First Contentful Paint came in at 8.1 seconds, Largest Contentful Paint at 12.2 seconds. The page fires 32 external scripts, tools like Intelligems, Northbeam, Heatmap, and Gladly among them, and 65 to 75% of Grüns traffic hits this page on mobile.
Google's own research puts the cost at roughly 1% of conversion per 100ms of load time.
Audit which scripts need to fire on load, defer the rest, and measure the conversion change over two weeks.
The Science page could convert more of the traffic it already earns
Pilothouse called this Science page one of the strongest pages on the site: a double-blind, placebo-controlled study, presented through the Dr. Barry the Bear mascot in a way that stays approachable.
The first CTA sits at the bottom of the page, after trust is already built. The "Clinically tested" badge on product pages has no link to the study.

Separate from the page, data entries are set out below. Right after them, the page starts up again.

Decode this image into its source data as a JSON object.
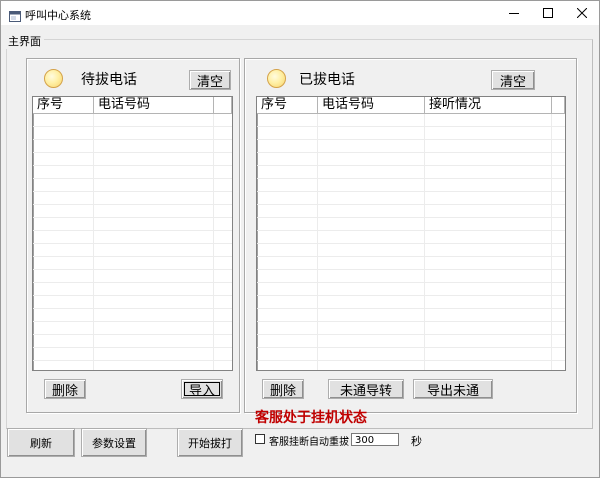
{
  "window": {
    "title": "呼叫中心系统"
  },
  "main_group": {
    "legend": "主界面"
  },
  "pending_panel": {
    "title": "待拔电话",
    "clear_label": "清空",
    "columns": [
      "序号",
      "电话号码",
      ""
    ],
    "rows": [],
    "delete_label": "删除",
    "import_label": "导入"
  },
  "dialed_panel": {
    "title": "已拔电话",
    "clear_label": "清空",
    "columns": [
      "序号",
      "电话号码",
      "接听情况",
      ""
    ],
    "rows": [],
    "delete_label": "删除",
    "redirect_label": "未通导转",
    "export_label": "导出未通"
  },
  "bottom_bar": {
    "refresh_label": "刷新",
    "settings_label": "参数设置",
    "start_label": "开始拔打",
    "status_text": "客服处于挂机状态",
    "auto_redial_label": "客服挂断自动重拔",
    "auto_redial_checked": false,
    "seconds_value": "300",
    "seconds_unit": "秒"
  },
  "colors": {
    "status_text": "#c00000",
    "lamp": "#fff0a6"
  },
  "icons": {
    "app": "app-window-icon",
    "minimize": "minimize-icon",
    "maximize": "maximize-icon",
    "close": "close-icon",
    "lamp": "indicator-lamp"
  }
}
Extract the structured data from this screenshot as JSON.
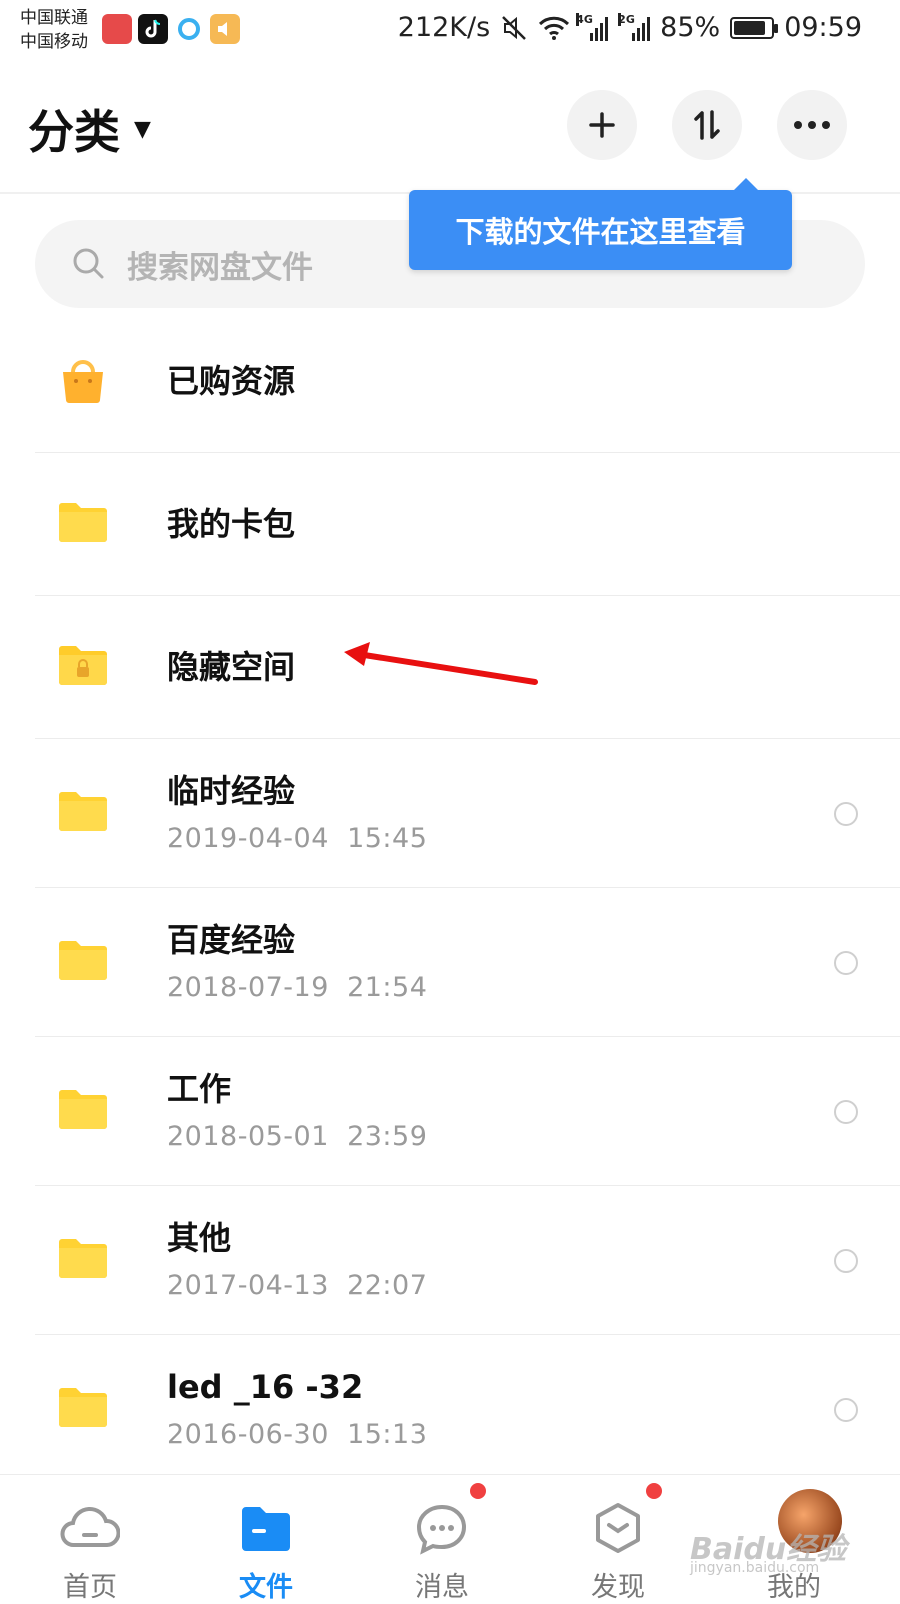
{
  "status_bar": {
    "carrier_1": "中国联通",
    "carrier_2": "中国移动",
    "net_speed": "212K/s",
    "net_type_1": "4G",
    "net_type_2": "2G",
    "battery": "85%",
    "battery_level": 0.85,
    "time": "09:59"
  },
  "header": {
    "title": "分类",
    "add_icon": "plus-icon",
    "transfer_icon": "transfer-icon",
    "more_icon": "more-icon"
  },
  "tooltip": {
    "text": "下载的文件在这里查看"
  },
  "search": {
    "placeholder": "搜索网盘文件"
  },
  "folders": [
    {
      "name": "已购资源",
      "icon": "shopping-bag-icon"
    },
    {
      "name": "我的卡包",
      "icon": "folder-icon"
    },
    {
      "name": "隐藏空间",
      "icon": "locked-folder-icon"
    },
    {
      "name": "临时经验",
      "date": "2019-04-04  15:45",
      "icon": "folder-icon"
    },
    {
      "name": "百度经验",
      "date": "2018-07-19  21:54",
      "icon": "folder-icon"
    },
    {
      "name": "工作",
      "date": "2018-05-01  23:59",
      "icon": "folder-icon"
    },
    {
      "name": "其他",
      "date": "2017-04-13  22:07",
      "icon": "folder-icon"
    },
    {
      "name": "led _16 -32",
      "date": "2016-06-30  15:13",
      "icon": "folder-icon"
    }
  ],
  "tabs": [
    {
      "label": "首页",
      "icon": "cloud-icon"
    },
    {
      "label": "文件",
      "icon": "file-folder-icon",
      "active": true
    },
    {
      "label": "消息",
      "icon": "chat-icon",
      "badge": true
    },
    {
      "label": "发现",
      "icon": "cube-icon",
      "badge": true
    },
    {
      "label": "我的",
      "icon": "avatar"
    }
  ],
  "watermark": {
    "line1": "Baidu经验",
    "line2": "jingyan.baidu.com"
  },
  "colors": {
    "accent": "#1a8cf5",
    "tooltip": "#3b8ef5",
    "folder": "#ffd233",
    "annotation_arrow": "#e81010",
    "badge": "#f04040"
  }
}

The team recommends adding a CTA after the core study summary, and linking the "Clinically tested" badge on product pages directly to the Science page.
The Popsicle Firecracker page has a few quick wins available
The Firecracker page is priced well at $1.41 a day on the 12-week option. Pilothouse found the reviews anchor link broken, with no review content above the fold. Both matter on a limited-flavor page, where shoppers decide fast whether the variant is for them.
The simple solution is moving reviews up, adding the flavor description higher, and moving the video off the third-party app that's slowing the page down.
Grüns has an opening to strengthen its presence with AI engines
AI assistants answering questions like "which green supplement has the best absorption" pull from whatever structured data the site provides. A well-structured llms.txt file gives AI assistants the data needed to classify the product correctly.
The Pilothouse recommendation: a standard file with an H1 naming the brand, a blockquote defining it as a whole-food supplement, and H2 sections linking to the pages that answer the most common questions.
Conclusion
The fixes above target specific friction points between existing traffic and the site's highest-value actions: headline, discount consistency, CTA clarity, load speed, page conversion, and llms.txt structure.